Chez l'être humain le squalène est également présent.
Nos cellules produisent du squalène. C'est un intermédiaire
essentiel dans la formation du cholestérol et, par voie de conséquence,
d'hormones, comme la cortisone et les hormones sexuelles. Le squalène
alimentaire est peu résorbé par la muqueuse intestinale.
Il est légèrement antigénique, capable donc de provoquer
l'apparition d'anticorps anti-squalène. Dans le sang humain peuvent être
détectés de faibles quantités d'anticorps anti-squalène
qui augmenteraient avec l'âge.
Le squalène est utilisé comme adjuvant dans certains vaccins. Lorqu'il est administré par injection le squalène peut
avoir des effets toxiques.
L'injection sous-cutanée de squalène à des rats (20
g/Kg, 4 jours consécutifs) provoque chez eux une encéphaloneuropathie
c'est-à-dire la destruction de leur cerveau et de leurs nerfs.
Une seule injection intradermique d'une petite quantité de squalène à des
rats (200-300 µl) déclenche chez eux une inflammation des
articulations, une polyarthrite de type auto-immunitaire.
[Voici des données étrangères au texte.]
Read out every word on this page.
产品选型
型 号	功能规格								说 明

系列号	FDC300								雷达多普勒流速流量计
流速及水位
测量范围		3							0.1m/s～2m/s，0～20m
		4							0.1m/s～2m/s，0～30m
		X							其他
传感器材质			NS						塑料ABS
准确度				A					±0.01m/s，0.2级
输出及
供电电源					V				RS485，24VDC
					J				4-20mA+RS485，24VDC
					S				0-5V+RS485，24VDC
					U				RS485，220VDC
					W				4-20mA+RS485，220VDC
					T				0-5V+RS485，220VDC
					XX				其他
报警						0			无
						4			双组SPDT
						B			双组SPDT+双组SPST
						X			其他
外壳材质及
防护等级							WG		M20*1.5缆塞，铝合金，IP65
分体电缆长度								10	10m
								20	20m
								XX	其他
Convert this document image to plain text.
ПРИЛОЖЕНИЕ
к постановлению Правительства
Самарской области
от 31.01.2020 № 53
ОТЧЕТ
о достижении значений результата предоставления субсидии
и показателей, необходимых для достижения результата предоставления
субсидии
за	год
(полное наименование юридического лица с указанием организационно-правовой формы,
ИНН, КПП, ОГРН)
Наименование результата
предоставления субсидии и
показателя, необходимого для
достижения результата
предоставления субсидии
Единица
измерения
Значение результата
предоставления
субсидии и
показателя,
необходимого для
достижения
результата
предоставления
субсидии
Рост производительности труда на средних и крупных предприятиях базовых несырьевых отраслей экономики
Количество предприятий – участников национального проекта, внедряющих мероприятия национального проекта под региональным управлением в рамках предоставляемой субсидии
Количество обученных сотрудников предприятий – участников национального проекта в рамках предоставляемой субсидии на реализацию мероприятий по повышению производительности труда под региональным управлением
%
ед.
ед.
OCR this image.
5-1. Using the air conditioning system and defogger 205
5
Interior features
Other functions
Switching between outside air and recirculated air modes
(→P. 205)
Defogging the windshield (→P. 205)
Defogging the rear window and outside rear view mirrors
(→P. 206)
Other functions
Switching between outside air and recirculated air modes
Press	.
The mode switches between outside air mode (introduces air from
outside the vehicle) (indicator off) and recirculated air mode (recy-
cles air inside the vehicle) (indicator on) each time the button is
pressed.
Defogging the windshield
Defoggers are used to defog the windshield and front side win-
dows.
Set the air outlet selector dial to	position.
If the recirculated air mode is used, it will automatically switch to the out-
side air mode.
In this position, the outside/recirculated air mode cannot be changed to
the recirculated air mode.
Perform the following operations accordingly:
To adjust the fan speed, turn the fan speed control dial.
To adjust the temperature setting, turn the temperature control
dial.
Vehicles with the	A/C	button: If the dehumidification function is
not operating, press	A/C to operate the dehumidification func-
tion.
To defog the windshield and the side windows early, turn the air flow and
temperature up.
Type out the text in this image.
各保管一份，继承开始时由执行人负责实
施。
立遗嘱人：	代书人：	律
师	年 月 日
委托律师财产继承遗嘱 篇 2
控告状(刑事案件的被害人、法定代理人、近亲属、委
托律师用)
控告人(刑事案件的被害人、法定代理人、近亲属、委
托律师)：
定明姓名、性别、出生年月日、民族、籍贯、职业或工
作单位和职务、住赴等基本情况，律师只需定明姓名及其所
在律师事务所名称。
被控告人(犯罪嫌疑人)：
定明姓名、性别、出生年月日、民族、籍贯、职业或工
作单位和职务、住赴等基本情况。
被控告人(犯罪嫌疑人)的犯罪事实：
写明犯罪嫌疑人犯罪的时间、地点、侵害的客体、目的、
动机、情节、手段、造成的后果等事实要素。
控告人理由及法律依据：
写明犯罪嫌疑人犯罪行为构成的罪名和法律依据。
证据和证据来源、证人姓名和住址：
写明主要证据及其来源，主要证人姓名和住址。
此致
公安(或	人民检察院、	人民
Une seule injection intrapéritonéale de squalène (0,5
ml) à des souris provoque chez elles la formation d'auto-anticorps
de type lupus, une maladie auto-immune de l'être humain.
Le squalène est suspecté d'être impliqué, tout
comme l'aluminium, dans la genèse du syndrome de la guerre du Golfe
chez les soldats qui avaient reçu des vaccins contenant ces substances.
Des examens sanguins ont montré chez la plupart des vétérans
atteints du syndrome de la guerre du Golfe une perturbation du système
immunitaire ainsi que la présence d'auto-anticorps anti-squalène,
d'auto-anticorps anti-muscles lisses, d'auto-anticorps anti-muscles striés
et d'auto-anticorps anti-myéline, la myéline étant
un constituant essentiel de la gaine protectrice des nerfs. En d'autres
termes, ces vétérans souffrent d'une maladie auto-immune
qui détruit leurs muscles et leurs nerfs. Le squalène, qui
se montre capable de provoquer chez l'animal l'apparition d'auto-anticorps,
pourrait avoir joué un rôle dans le déclenchement du
syndrome de la guerre du Golfe chez certains de ces vétérans.
Mais le coktail de vaccins, 20 immunisations en 6 mois, qu'ils ont reçu
avant la guerre du Golfe, a probablement joué, lui, un rôle
important dans la genèse de leur maladie.